A partir de agora, nos processos eleitorais são consideradas ilícitas as provas obtidas por meio de gravação ambiental clandestina feita em ambiente privado, sem autorização judicial e sem o conhecimento dos interlocutores. Essa foi a conclusão do Tribunal Superior Eleitoral, que ontem (7) formou maioria apertada (4 x 3 votos) para alterar a própria jurisprudência sobre o tema.

Os casos haviam sido paralisados por pedidos de vista, seguidas vezes, e foram retomados coma a leitura de voto-vista do ministro Luís Felipe Salomão.

A corte julgou três recursos provenientes de ações de investigação judicial eleitoral que tiveram como base informações obtidas por meio de gravações feitas contra candidatos, sem o conhecimento dos mesmos. Os fatos ocorreram nas cidades de São Pedro da Água Branca (MA), Santa Inês (PR) e São José da Safira (MG).

Os três casos se referem às eleições municipais de 2016, para as quais a jurisprudência do TSE, formada em 2019, indicava a validade do validade de gravação ambiental como prova de compra de votos. Ela só não seria válida na hipótese do chamado flagrante preparado, quando o interlocutor induz o ilícito.

Prevaleceu agora, porém, a posição do relator dos três casos, ministro Alexandre de Moraes.
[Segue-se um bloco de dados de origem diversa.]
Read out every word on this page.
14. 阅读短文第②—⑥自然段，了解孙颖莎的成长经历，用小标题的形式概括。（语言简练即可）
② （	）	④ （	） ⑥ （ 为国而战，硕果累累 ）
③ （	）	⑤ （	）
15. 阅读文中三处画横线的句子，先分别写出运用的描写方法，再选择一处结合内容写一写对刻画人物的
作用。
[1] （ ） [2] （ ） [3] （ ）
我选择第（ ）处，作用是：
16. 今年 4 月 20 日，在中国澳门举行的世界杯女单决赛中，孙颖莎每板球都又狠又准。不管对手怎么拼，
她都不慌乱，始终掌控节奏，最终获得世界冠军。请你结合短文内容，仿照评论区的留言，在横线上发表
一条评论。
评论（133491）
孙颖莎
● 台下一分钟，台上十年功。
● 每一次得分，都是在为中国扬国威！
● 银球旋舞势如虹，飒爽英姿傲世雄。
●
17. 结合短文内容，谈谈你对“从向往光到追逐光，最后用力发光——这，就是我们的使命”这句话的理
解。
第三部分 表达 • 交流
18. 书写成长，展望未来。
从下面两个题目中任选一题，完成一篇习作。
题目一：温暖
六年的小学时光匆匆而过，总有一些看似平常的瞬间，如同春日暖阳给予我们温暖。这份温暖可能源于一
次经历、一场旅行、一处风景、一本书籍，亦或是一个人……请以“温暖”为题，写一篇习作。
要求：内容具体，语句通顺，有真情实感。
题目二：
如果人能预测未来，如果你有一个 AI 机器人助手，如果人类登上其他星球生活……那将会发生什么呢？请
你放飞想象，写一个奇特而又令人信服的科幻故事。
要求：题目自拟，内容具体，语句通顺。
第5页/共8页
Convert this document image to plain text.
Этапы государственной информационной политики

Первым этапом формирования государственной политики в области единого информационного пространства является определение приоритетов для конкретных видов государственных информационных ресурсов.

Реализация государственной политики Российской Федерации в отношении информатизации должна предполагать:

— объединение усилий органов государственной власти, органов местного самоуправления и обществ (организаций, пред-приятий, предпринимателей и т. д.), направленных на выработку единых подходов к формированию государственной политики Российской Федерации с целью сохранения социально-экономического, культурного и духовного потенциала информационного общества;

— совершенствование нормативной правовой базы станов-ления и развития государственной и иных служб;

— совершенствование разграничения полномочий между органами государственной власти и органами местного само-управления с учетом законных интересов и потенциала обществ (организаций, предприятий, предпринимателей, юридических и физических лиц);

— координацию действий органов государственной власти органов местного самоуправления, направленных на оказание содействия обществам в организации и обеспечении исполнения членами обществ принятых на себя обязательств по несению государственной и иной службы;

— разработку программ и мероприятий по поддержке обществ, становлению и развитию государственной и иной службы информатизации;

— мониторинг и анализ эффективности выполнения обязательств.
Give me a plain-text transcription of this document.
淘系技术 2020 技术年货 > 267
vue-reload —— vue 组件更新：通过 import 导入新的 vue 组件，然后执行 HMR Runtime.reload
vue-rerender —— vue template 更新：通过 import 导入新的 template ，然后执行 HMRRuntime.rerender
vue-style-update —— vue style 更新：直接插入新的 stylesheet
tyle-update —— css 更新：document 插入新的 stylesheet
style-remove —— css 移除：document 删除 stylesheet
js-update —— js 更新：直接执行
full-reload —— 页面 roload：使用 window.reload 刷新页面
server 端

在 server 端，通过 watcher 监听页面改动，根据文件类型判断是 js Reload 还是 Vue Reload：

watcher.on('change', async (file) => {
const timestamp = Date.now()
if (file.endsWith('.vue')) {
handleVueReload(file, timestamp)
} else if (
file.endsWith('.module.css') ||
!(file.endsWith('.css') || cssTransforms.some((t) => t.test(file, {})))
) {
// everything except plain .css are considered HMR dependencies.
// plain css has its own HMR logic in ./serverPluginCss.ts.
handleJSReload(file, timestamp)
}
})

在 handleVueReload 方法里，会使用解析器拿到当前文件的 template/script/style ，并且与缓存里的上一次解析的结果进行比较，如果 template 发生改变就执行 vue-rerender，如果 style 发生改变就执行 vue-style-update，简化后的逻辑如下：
Para ele, “tais provas são ilícitas porque a privacidade e a intimidade, que são direitos fundamentais garantidos pela Constituição, devem prevalecer, sob o risco de incentivar essa prática em cenário de disputa acirrada como o eleitoral”.

Em outras palavras: com a impunidade garantida, fica mais fácil trambicar politicamente. (Procs. nºs 0000293-64.2016.6.16.0095, 0000634-06.2016.6.13.0247 e 0000385-19.2016.6.10.0092).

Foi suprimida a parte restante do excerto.